WebCore file URLs Vulnerability (CVE-2007-4694) Local files may be loaded from remote content. Safari does not block file URLs when loading resources. By enticing a user to visit a maliciously crafted website, a remote attacker may view the content of local files, which may lead to the disclosure of sensitive information.
This update addresses the vulnerability by preventing local files from being loaded from remote content.
WebCore HTML form Vulnerability (CVE-2007-4695) Uploading a maliciously crafted file may allow the tampering of form data. An input validation vulnerability exists in the handling of HTML forms. By enticing a user to upload a maliciously crafted file, an attacker may alter the values of form fields, which may lead to unexpected behavior when the form is processed by the server. This update addresses the vulnerability through improved handling of file uploads.
WebCore page transitions Vulnerability (CVE-2007-4696) Visiting a malicious website may lead to the disclosure of sensitive information. A race condition exists in Safari's handling of page transitions. By enticing a user to visit a malicious web page, an attacker may be able to obtain information entered in forms on other web sites, which may lead to the disclosure of sensitive information. This update addresses the vulnerability by properly clearing form data during page transitions.
WebCore memory corruption Vulnerability (CVE-2007-4697) Visiting a maliciously crafted website may lead to an unexpected application termination or arbitrary code execution. A memory corruption vulnerability exists in the handling of the browser's history. By enticing a user to visit a maliciously crafted web page, an attacker may cause an unexpected application termination or arbitrary code execution.
WebCore Safari JavaScript Vulnerability (CVE-2007-4698) Visiting a malicious website may result in cross-site scripting. Safari allows JavaScript events to be associated with the wrong frame. By enticing a user to visit a maliciously crafted web page, an attacker may cause the execution of JavaScript in the context of another site. This update addresses the vulnerability by associating JavaScript events with the correct source frame.

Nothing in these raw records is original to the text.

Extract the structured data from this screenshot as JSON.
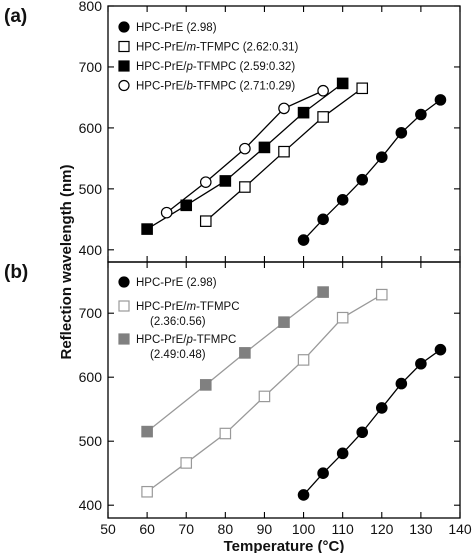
{
  "chart_data": [
    {
      "type": "line",
      "panel_label": "(a)",
      "ylim": [
        380,
        800
      ],
      "yticks": [
        400,
        500,
        600,
        700,
        800
      ],
      "legend_position": "top-left",
      "series": [
        {
          "legend": {
            "prefix": "HPC-PrE",
            "italic": "",
            "suffix": "",
            "ratio": "(2.98)"
          },
          "marker": "circle",
          "fill": "#000000",
          "stroke": "#000000",
          "line": "#000000",
          "x": [
            100,
            105,
            110,
            115,
            120,
            125,
            130,
            135
          ],
          "y": [
            416,
            450,
            482,
            515,
            552,
            592,
            622,
            646
          ]
        },
        {
          "legend": {
            "prefix": "HPC-PrE/",
            "italic": "m",
            "suffix": "-TFMPC",
            "ratio": "(2.62:0.31)"
          },
          "marker": "square",
          "fill": "#ffffff",
          "stroke": "#000000",
          "line": "#000000",
          "x": [
            75,
            85,
            95,
            105,
            115
          ],
          "y": [
            447,
            503,
            561,
            618,
            665
          ]
        },
        {
          "legend": {
            "prefix": "HPC-PrE/",
            "italic": "p",
            "suffix": "-TFMPC",
            "ratio": "(2.59:0.32)"
          },
          "marker": "square",
          "fill": "#000000",
          "stroke": "#000000",
          "line": "#000000",
          "x": [
            60,
            70,
            80,
            90,
            100,
            110
          ],
          "y": [
            434,
            473,
            513,
            568,
            625,
            673
          ]
        },
        {
          "legend": {
            "prefix": "HPC-PrE/",
            "italic": "b",
            "suffix": "-TFMPC",
            "ratio": "(2.71:0.29)"
          },
          "marker": "circle",
          "fill": "#ffffff",
          "stroke": "#000000",
          "line": "#000000",
          "x": [
            65,
            75,
            85,
            95,
            105
          ],
          "y": [
            461,
            511,
            566,
            632,
            661
          ]
        }
      ]
    },
    {
      "type": "line",
      "panel_label": "(b)",
      "ylim": [
        380,
        780
      ],
      "yticks": [
        400,
        500,
        600,
        700
      ],
      "legend_position": "top-left",
      "series": [
        {
          "legend": {
            "prefix": "HPC-PrE",
            "italic": "",
            "suffix": "",
            "ratio": "(2.98)"
          },
          "marker": "circle",
          "fill": "#000000",
          "stroke": "#000000",
          "line": "#000000",
          "x": [
            100,
            105,
            110,
            115,
            120,
            125,
            130,
            135
          ],
          "y": [
            416,
            450,
            481,
            514,
            552,
            590,
            621,
            643
          ]
        },
        {
          "legend": {
            "prefix": "HPC-PrE/",
            "italic": "m",
            "suffix": "-TFMPC",
            "ratio": "(2.36:0.56)"
          },
          "marker": "square",
          "fill": "#ffffff",
          "stroke": "#999999",
          "line": "#999999",
          "x": [
            60,
            70,
            80,
            90,
            100,
            110,
            120
          ],
          "y": [
            421,
            466,
            512,
            570,
            627,
            693,
            729
          ]
        },
        {
          "legend": {
            "prefix": "HPC-PrE/",
            "italic": "p",
            "suffix": "-TFMPC",
            "ratio": "(2.49:0.48)"
          },
          "marker": "square",
          "fill": "#808080",
          "stroke": "#808080",
          "line": "#999999",
          "x": [
            60,
            75,
            85,
            95,
            105
          ],
          "y": [
            515,
            588,
            638,
            686,
            733
          ]
        }
      ]
    }
  ],
  "x_axis": {
    "xlim": [
      50,
      140
    ],
    "xticks": [
      50,
      60,
      70,
      80,
      90,
      100,
      110,
      120,
      130,
      140
    ],
    "xlabel": "Temperature (°C)"
  },
  "ylabel": "Reflection wavelength (nm)"
}
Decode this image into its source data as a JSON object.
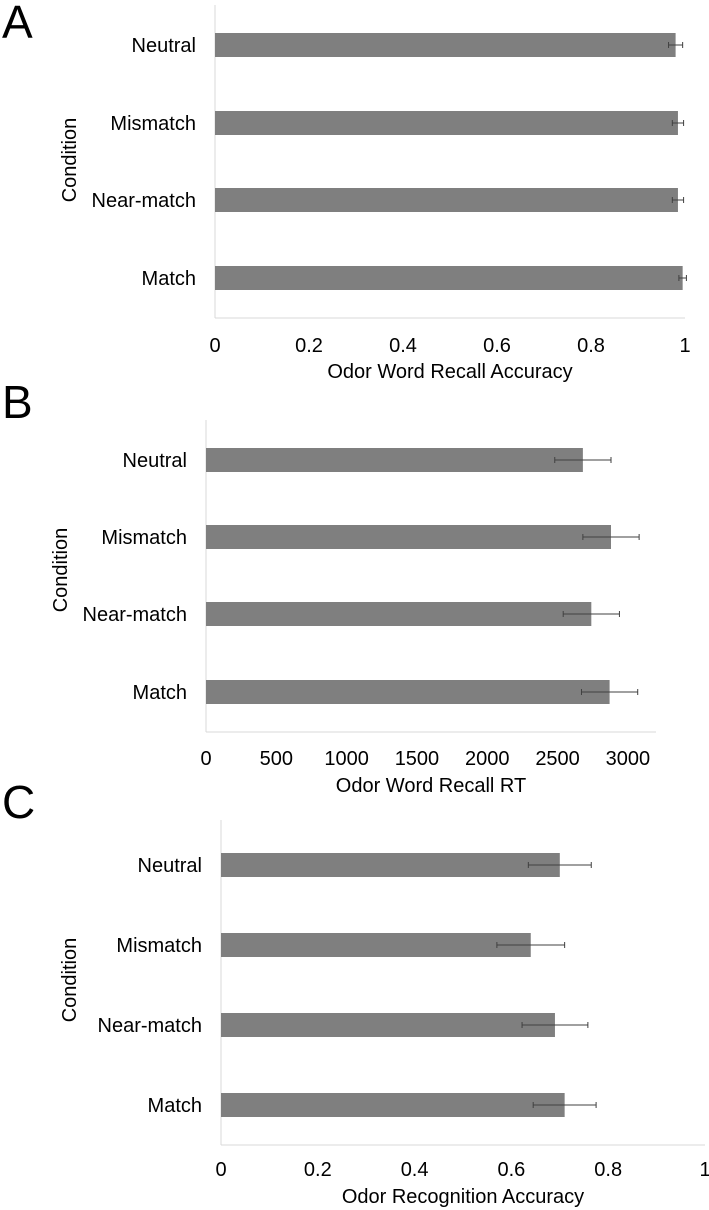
{
  "chart_data": [
    {
      "type": "bar",
      "orientation": "horizontal",
      "panel": "A",
      "title": "",
      "xlabel": "Odor Word Recall Accuracy",
      "ylabel": "Condition",
      "categories": [
        "Neutral",
        "Mismatch",
        "Near-match",
        "Match"
      ],
      "values": [
        0.98,
        0.985,
        0.985,
        0.995
      ],
      "errors": [
        0.015,
        0.012,
        0.012,
        0.008
      ],
      "xlim": [
        0,
        1
      ],
      "xticks": [
        "0",
        "0.2",
        "0.4",
        "0.6",
        "0.8",
        "1"
      ],
      "grid": false,
      "bar_color": "#7f7f7f"
    },
    {
      "type": "bar",
      "orientation": "horizontal",
      "panel": "B",
      "title": "",
      "xlabel": "Odor Word Recall RT",
      "ylabel": "Condition",
      "categories": [
        "Neutral",
        "Mismatch",
        "Near-match",
        "Match"
      ],
      "values": [
        2680,
        2880,
        2740,
        2870
      ],
      "errors": [
        200,
        200,
        200,
        200
      ],
      "xlim": [
        0,
        3200
      ],
      "xticks": [
        "0",
        "500",
        "1000",
        "1500",
        "2000",
        "2500",
        "3000"
      ],
      "grid": false,
      "bar_color": "#7f7f7f"
    },
    {
      "type": "bar",
      "orientation": "horizontal",
      "panel": "C",
      "title": "",
      "xlabel": "Odor Recognition Accuracy",
      "ylabel": "Condition",
      "categories": [
        "Neutral",
        "Mismatch",
        "Near-match",
        "Match"
      ],
      "values": [
        0.7,
        0.64,
        0.69,
        0.71
      ],
      "errors": [
        0.065,
        0.07,
        0.068,
        0.065
      ],
      "xlim": [
        0,
        1
      ],
      "xticks": [
        "0",
        "0.2",
        "0.4",
        "0.6",
        "0.8",
        "1"
      ],
      "grid": false,
      "bar_color": "#7f7f7f"
    }
  ]
}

WebKit private key Vulnerability (CVE-2007-4699) Unauthorized applications may access private keys added to the keychain by Safari. By default, when Safari adds a private key to the keychain, it allows all applications to access the key without warning. This update addresses the vulnerability by asking the user for permission when applications other than Safari attempt to use the key.
WebKit TCP port vulnerability (CVE-2007-4700) A malicious website may be able to cause Safari to send remotely specified data to arbitrary TCP ports. Safari may allow a malicious website to send remotely specified data to arbitrary TCP ports. This update addresses the vulnerability by blocking access to certain ports.
WebKit PDF Vulnerability (CVE-2007-4701) A local user may be able to read the content of opened PDF files.
WebKit/Safari creates temporary files insecurely when previewing a PDF file, which may allow a local user to access the file's content. This may lead to the disclosure of sensitive information. This update addresses the vulnerability by using more restrictive permissions for temporary files during PDF preview.